Jadąc z południa, kierowcy na wysokości ul. Ludnej zostaną skierowani na starą jezdnię Wisłostrady, która biegnie tuż obok tunelu. Jadąc z kolei z północy, na wysokości mostu Śląsko-Dąbrowskiego, trzeba będzie skręcić na objazd wąskimi ulicami Powiśla aż do mostu Poniatowskiego. Browarna, Topiel i Kruczkowskiego - na ten czas będą jednokierunkowe, ale i tak to nie zrównoważy braku tunelu Wisłostrady, którym w ciągu godziny przejeżdżało 3,5 tysiąca aut. Objazdami przez Powiśle pojedzie maksymalnie 1,5 tys. samochodów. Jeśli tunel będzie zamknięty kilka tygodni, a na to się właśnie zanosi, ulgę kierowcy odczują być może 17 września. Wtedy otwarta ma zostać ul. Marszałkowska w centralnym odcinku, która przejmie część ruchu północ-południe.

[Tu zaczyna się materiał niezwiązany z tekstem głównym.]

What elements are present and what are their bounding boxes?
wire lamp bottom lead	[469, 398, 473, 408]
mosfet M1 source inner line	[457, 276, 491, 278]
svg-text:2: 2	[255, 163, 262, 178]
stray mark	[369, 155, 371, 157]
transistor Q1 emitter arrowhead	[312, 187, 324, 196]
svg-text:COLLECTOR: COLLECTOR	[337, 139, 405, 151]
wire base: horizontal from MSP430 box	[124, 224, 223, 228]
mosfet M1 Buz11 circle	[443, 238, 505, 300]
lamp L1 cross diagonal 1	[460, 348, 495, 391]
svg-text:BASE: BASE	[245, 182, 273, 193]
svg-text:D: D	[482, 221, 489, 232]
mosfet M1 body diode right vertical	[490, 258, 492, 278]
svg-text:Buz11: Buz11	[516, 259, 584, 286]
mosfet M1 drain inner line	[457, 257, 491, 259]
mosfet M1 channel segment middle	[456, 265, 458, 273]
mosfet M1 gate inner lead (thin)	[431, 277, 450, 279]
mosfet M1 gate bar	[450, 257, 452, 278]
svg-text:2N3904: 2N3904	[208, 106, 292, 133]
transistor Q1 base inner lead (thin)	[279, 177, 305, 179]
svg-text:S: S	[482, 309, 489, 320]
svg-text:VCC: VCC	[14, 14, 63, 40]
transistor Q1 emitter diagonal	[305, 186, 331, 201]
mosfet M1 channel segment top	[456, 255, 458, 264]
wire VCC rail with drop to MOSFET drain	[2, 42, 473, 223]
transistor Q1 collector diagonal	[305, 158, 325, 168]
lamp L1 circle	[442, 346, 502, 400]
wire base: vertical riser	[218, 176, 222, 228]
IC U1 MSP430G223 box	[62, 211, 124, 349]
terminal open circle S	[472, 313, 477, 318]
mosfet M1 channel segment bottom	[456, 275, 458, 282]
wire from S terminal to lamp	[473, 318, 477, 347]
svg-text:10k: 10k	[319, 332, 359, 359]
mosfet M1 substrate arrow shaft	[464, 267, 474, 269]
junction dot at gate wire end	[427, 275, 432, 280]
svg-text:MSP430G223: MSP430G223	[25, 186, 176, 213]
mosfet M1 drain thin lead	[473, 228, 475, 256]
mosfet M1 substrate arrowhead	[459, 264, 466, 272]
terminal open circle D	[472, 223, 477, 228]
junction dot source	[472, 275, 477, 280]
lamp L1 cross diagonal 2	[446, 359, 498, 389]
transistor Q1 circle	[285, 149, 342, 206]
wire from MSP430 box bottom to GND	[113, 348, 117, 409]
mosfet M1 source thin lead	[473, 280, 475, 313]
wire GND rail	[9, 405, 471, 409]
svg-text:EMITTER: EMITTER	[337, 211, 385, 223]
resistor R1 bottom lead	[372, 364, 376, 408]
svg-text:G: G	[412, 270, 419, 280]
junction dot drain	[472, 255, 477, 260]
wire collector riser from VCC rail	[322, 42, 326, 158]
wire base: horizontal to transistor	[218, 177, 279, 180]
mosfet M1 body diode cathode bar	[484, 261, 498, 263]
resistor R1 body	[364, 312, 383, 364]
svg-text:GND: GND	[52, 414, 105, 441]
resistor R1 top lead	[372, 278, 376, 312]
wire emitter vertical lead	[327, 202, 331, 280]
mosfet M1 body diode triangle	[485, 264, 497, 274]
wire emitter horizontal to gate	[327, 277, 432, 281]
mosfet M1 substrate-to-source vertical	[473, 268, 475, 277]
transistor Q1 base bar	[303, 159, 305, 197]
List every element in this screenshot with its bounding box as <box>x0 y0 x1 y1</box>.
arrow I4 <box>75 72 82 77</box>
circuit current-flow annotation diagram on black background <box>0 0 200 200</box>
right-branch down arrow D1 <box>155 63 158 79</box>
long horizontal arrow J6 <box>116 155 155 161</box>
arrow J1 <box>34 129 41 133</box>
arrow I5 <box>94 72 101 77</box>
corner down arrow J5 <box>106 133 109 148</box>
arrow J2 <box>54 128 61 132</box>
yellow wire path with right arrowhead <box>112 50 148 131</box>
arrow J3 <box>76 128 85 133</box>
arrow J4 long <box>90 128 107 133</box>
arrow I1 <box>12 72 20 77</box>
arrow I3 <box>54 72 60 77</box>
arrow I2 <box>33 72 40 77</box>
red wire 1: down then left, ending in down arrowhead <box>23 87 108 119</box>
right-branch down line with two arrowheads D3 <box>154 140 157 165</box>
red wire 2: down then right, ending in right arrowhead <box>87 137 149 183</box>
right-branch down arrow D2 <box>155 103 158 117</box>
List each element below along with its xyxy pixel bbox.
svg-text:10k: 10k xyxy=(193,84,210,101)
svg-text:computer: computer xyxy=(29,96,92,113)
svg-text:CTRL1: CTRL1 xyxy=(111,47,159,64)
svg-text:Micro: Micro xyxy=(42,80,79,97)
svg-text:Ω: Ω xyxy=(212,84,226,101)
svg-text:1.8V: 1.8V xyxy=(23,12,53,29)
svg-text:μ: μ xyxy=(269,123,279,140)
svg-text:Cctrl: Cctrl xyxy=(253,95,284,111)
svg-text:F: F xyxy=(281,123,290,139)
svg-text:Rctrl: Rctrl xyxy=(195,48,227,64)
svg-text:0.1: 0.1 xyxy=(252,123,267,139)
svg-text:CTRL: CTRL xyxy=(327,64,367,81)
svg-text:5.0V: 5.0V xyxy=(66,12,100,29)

Obowiązuje ograniczenie prędkości

Jak powiedział inżynier ruchu m. st. Warszawy Janusz Galas, mostem Świętokrzyskim można jeździć z ograniczeniem prędkości do 40 km na godz., pojazdami do 3,5 tony. W związku z zamknięciem tunelu Wisłostrady w nocy z piątku na sobotę i w nocy z niedzieli na poniedziałek zostaną wprowadzone zmiany w organizacji ruchu.

Wiceprezydent Warszawy Jacek Wojciechowicz zaznaczył, że trwają ekspertyzy dotyczące stanu gruntów pod tunelem i nie można na razie określić, kiedy ruch na tej trasie zostanie przywrócony.

Na stacji metra osunęła się ziemia

Do potężnej awarii na budowie warszawskiego metra doszło we wtorek. W czasie, gdy robotnicy robili wykop pod połączenie dwóch części budynku stacji Powiśle, najpierw osunęła się ziemia, a później na dno wykopu szybko zaczęła napływać woda, która zalała część najniższej, czwartej kondygnacji na budowie stacji. Na szczęście nikomu nic się nie stało. Robotników udało się ewakuować. Niestety, część sprzętu została zniszczona. Ze względów bezpieczeństwa konieczne było wstrzymanie ruchu w tunelu Wisłostrady oraz na Moście Świętokrzyskim.

Co dalej z budową metra?

Tunel pod dnem Wisły może być drążony z Pragi do centrum, a nie jak planowano - odwrotnie. To efekt zalania przez wodę stacji metra Powiśle, gdzie pod ziemią miały być uruchomione tarcze drążące tunel. Jeśli woda to uniemożliwi, tarcze ruszą ze stacji Dworzec Wileński.

Kiedy zapadnie decyzja? Wszystko zależy od tego, jak długo potrwa badanie przyczyn wycieku na Powiślu, i ile czasu zajmie wypompowanie wody. Później trzeba będzie uszczelnić grunt. Będą podejmowane decyzje, żeby skorzystać z rozwiązania, które pozwala na mniejszą stratę czasu - powiedział prezes warszawskiego metra Jerzy Lejk. Przyznał, że prawie niemożliwe jest, by tarcze zaczęły drążyć tunele pod dnem Wisły we wrześniu, jak pierwotnie planowano. Całej inwestycji też grozi opóźnienie. Na pewno to nie jest sytuacja, która sprzyja dotrzymaniu terminu budowy - skomentował wiceprezydent Warszawy Jacek Wociechowicz. By nie stracić dofinansowania unijnego, informacje o nadzwyczajnych problemach budowie metra przekazano już do Brukseli.